Post-generation: the quiet work
After the narrator finishes, more happens in parallel:
- TV Post-Gen — the sidecar reviews the response and writes new lorebook entries (remember, update, forget)
- Entity extraction — NPCs, items, and locations mentioned in the response are extracted for the UI
- Action suggestions — a lightweight model generates 3-4 suggested next actions
- Scene detection — the system identifies scene transitions for pacing
- Music detection — ambient music mode changes based on narrative mood
These run concurrently and don't block the response — the user sees the prose immediately while the background work completes.
Why this matters
A single model with a system prompt can generate decent roleplay text.
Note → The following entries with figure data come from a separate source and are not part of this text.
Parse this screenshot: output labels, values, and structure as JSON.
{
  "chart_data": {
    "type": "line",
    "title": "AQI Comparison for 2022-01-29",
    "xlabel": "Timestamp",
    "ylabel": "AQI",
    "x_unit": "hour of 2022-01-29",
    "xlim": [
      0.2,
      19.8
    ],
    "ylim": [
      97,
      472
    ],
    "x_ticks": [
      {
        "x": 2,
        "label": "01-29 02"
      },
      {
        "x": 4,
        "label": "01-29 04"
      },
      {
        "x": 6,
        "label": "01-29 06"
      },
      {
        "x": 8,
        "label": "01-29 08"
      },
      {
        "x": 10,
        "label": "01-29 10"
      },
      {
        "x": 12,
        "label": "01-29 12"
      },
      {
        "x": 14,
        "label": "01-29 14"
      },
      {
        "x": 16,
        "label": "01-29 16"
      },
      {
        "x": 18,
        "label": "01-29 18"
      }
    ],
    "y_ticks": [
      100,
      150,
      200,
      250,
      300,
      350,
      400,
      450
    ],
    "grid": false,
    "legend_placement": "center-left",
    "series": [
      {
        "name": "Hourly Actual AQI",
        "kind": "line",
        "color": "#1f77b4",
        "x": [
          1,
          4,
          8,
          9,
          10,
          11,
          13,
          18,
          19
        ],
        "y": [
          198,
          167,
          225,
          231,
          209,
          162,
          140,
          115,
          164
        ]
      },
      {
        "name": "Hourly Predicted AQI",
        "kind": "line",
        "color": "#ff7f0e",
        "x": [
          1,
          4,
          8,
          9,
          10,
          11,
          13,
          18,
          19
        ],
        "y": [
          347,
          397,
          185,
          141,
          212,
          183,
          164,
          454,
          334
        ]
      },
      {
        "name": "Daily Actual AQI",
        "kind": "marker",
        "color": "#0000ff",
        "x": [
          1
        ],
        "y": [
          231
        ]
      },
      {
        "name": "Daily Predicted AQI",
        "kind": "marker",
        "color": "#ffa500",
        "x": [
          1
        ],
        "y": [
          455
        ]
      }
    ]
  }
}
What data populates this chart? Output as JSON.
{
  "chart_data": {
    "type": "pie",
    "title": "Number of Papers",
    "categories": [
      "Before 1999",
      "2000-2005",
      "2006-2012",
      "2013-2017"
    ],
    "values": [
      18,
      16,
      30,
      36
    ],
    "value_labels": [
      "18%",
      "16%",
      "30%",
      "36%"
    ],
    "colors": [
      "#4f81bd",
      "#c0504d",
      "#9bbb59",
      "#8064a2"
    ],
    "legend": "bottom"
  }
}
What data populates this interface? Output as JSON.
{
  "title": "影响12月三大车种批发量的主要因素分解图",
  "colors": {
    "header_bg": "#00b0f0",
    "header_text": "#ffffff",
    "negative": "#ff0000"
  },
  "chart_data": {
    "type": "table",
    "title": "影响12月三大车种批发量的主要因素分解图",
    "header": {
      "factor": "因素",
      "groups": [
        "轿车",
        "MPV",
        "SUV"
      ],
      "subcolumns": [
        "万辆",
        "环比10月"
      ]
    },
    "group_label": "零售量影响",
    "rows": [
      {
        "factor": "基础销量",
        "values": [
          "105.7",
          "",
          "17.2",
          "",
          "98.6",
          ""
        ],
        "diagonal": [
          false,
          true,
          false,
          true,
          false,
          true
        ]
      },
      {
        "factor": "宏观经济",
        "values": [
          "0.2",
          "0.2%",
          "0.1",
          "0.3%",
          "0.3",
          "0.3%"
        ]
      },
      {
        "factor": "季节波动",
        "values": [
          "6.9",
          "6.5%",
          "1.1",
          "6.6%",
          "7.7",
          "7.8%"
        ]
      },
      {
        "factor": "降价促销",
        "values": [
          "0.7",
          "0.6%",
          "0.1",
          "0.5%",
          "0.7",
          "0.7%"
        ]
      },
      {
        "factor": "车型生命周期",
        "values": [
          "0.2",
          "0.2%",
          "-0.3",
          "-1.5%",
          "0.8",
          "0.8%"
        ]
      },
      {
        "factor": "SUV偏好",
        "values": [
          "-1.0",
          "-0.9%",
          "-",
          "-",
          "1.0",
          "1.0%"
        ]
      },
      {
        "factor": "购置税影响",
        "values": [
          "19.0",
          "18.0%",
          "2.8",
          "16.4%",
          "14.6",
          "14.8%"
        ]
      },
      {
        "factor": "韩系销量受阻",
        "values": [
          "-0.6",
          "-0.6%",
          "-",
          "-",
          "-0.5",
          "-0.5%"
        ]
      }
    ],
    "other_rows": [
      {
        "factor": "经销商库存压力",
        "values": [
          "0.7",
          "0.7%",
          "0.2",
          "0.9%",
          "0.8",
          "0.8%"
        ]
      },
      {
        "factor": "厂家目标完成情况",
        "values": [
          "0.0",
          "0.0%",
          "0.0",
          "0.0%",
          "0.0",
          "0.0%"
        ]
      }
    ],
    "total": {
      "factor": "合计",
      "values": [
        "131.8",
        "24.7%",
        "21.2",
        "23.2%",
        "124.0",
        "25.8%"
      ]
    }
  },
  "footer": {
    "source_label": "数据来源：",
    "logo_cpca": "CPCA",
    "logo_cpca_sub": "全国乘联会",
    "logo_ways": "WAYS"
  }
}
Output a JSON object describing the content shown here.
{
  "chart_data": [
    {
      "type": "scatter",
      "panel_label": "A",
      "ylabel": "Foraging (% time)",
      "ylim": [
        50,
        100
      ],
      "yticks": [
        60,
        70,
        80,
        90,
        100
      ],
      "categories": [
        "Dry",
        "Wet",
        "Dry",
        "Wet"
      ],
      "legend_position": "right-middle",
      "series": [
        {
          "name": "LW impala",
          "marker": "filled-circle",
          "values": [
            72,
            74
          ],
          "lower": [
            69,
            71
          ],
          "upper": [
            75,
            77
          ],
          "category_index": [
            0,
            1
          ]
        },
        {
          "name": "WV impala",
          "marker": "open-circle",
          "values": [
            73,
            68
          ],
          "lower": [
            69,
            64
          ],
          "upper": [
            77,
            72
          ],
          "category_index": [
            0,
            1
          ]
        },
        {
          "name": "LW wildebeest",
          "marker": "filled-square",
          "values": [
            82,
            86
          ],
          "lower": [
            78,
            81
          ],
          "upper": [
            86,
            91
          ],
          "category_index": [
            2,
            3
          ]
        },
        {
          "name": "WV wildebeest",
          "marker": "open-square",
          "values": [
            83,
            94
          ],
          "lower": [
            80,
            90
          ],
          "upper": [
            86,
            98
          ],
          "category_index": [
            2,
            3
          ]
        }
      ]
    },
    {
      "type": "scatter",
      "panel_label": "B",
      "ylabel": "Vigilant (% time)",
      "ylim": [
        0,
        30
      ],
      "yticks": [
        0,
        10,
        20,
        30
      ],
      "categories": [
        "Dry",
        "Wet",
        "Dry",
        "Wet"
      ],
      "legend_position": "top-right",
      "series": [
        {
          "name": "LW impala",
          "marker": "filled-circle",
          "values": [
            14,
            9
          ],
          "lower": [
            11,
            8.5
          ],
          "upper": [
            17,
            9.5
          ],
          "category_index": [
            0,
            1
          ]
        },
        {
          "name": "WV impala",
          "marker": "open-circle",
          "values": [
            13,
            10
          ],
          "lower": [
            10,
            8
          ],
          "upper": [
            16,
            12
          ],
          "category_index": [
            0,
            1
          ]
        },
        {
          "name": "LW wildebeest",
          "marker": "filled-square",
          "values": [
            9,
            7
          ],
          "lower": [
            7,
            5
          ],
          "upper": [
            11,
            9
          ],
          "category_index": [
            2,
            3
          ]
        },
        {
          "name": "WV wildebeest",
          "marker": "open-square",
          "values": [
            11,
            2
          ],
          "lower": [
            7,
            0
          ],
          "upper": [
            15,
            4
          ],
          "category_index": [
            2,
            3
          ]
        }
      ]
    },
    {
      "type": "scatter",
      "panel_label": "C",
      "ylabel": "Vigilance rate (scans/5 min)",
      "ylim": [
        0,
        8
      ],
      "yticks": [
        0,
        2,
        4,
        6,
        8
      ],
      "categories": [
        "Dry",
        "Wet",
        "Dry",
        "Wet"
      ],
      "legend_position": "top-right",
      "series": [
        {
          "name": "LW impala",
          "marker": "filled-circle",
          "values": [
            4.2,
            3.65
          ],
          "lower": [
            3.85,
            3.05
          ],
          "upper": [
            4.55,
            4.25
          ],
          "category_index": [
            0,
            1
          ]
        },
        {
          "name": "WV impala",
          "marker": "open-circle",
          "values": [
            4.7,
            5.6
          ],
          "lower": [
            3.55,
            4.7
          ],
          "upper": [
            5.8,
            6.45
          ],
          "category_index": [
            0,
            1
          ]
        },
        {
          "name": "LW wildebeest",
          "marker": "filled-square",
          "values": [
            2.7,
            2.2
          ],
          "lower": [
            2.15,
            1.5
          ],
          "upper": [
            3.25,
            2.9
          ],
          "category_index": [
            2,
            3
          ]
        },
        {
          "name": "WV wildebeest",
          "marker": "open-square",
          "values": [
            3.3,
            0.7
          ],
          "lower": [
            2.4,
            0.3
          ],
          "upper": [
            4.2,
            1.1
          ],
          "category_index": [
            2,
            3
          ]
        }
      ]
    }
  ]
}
But it can't:
- Plan ahead — it has no persistent state, no story arcs, no planted seeds
- Remember everything — it forgets facts as they fall out of the context window
- Manage game state — combat, inventory, relationships need structured tracking
- Recover from failures — if the model is down, everything is down
The agentic approach solves all of these by splitting responsibilities across specialized systems that coordinate per turn. The DM plans the story. TV manages knowledge. The narrator writes prose. Tools update game state. Each does what it's best at.
The result is an AI that doesn't just respond to what you said — it responds in the context of a planned narrative, with full knowledge of the world, while maintaining consistent game state. It's the difference between a chatbot and a game master.
That's what it means to build a roleplay agent.